SERDANG BEDAGAI – LIPUTAN68.COM – Yayasan Rapel Pusat Rehabilitasi dan Mental Health, Rumah Pemulihan : Pecandu korban penyalahgunaan guna Narkoba perbaikan mental akan Rapat Koordinasi (Rakor) bersama Tim dari BNN Kabupaten Serdang Bedagai (Sergai) tentang Upaya Rehabilitasi dan Registrasi pengguna Narkoba, bertempat di Jalan Coklat Link III Kelurahan Batang Terap Kecamatan Perbaungan Jum’at ( 15/3/2024) pagi.

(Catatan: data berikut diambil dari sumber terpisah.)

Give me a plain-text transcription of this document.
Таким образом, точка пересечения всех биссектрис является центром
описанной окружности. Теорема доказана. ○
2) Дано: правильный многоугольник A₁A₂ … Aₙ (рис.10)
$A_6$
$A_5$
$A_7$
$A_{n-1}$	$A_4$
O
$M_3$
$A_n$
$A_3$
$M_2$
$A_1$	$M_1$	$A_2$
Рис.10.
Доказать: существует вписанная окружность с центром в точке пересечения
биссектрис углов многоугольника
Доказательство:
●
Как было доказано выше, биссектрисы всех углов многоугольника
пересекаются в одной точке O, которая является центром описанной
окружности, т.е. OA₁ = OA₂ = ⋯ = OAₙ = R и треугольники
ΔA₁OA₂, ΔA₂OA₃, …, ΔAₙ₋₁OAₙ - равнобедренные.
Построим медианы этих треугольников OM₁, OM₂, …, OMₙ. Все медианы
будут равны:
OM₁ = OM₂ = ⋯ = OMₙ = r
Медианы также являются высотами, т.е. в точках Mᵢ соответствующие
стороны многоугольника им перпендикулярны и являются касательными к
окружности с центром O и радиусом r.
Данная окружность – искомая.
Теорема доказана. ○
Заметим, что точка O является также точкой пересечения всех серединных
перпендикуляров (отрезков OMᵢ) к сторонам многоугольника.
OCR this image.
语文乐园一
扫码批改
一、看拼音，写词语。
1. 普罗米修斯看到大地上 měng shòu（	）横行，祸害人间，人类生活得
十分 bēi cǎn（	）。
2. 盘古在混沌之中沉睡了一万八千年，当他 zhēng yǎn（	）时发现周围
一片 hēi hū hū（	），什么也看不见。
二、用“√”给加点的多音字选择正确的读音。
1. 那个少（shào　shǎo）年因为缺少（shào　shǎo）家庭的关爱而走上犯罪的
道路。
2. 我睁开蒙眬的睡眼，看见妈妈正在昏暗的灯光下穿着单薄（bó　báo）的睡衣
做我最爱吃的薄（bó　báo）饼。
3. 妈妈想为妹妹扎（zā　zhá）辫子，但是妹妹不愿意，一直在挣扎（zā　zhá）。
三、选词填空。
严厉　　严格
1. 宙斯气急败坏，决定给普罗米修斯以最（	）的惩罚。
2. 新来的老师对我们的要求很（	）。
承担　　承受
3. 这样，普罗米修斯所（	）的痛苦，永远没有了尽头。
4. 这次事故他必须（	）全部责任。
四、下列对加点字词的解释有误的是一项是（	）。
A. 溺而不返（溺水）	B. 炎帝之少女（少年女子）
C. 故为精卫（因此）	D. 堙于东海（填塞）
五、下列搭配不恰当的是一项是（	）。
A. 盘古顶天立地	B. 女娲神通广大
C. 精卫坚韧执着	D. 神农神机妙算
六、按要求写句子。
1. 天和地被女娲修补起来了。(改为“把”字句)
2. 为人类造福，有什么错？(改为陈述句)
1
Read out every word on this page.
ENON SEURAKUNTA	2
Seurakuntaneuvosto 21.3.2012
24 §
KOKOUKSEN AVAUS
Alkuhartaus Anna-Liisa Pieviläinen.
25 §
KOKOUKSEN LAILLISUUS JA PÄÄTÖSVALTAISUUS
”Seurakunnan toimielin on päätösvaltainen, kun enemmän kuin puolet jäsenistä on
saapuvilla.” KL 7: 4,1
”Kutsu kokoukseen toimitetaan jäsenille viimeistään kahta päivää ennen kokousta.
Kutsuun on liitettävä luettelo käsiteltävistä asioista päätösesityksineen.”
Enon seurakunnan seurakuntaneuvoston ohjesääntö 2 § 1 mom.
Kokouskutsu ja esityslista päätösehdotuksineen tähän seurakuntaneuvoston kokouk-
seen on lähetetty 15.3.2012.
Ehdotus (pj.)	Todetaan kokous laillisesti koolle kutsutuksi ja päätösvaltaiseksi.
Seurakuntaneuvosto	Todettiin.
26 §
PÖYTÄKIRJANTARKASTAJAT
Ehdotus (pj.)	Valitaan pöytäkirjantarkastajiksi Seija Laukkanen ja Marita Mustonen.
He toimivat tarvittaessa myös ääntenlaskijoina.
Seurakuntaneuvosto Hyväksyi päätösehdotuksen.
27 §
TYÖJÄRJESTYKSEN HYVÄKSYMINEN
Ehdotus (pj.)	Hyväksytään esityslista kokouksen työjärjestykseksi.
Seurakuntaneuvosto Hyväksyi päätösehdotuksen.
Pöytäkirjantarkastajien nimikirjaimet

Pada acara Rakor tersebut Tim BNNK Sergai yang dikomandoi oleh Bu Magdalena memaparkan tentang kegiatan Program layanan di BNNK Sergai.
– Operasionalisasi layanan yaitu : Pelayanan Rehabilitasi Rawat.
– Akreditasi Klinik.
Serta Penguatan Standar Layanan :
– Kerjasama dengan Rehabilitasi Mitra BNNK Sergai.
– Asistensi penyelenggaraan layanan sesuai Standar.
– Bimbingan Teknis layanan Rehabilitasi.
– Monitoring dan Evaluasi pemulihan layanan sesuai standar.

Kegiatan dan Layanan Standardisasi 2024.
– Kegiatan Layanan.
Layanan Rehabilitasi Rawat Jalan yaitu Klinik BNNK Sergai, Target 50 Orang.
Asistensi dan Supervisi yaitu Asistensi pemenuhan Standar di Lembaga, Target 3 Lembaga.
Monitoring dan Evaluasi yaitu Monitoring Lembaga dan Evaluasi Lembaga, Target 3 Lembaga.

Dan Monitoring Dan Evaluasi.
– Monitoring pada layanan rawat jalan bertujuan untuk memastikan bahwa pelaksanaan rawat jalan berjalan sesuai dengan perencanaan.
– Memantau pelaksanaan rawat jalan dan menilai kepercayaan tujuan.
– Melihat faktor pendukung dan penghambat pelaksanaan Program dari kegiatan.
– Mengidentifikasi dan menginventarisasi permasalahan Teknis maupun Administratif selama proses layanan rawat jalan berlangsung.
EVALUASI : Pelaksanaan Evaluasi bertujuan untuk mengetahui Efektivitas Program yang dilaksanakan serta hambatan dan dampaknya.
Dan tim BNNK Sergai juga memaparkan hal lainnya tentang Rehabilitasi dan Registrasi pengguna Narkoba.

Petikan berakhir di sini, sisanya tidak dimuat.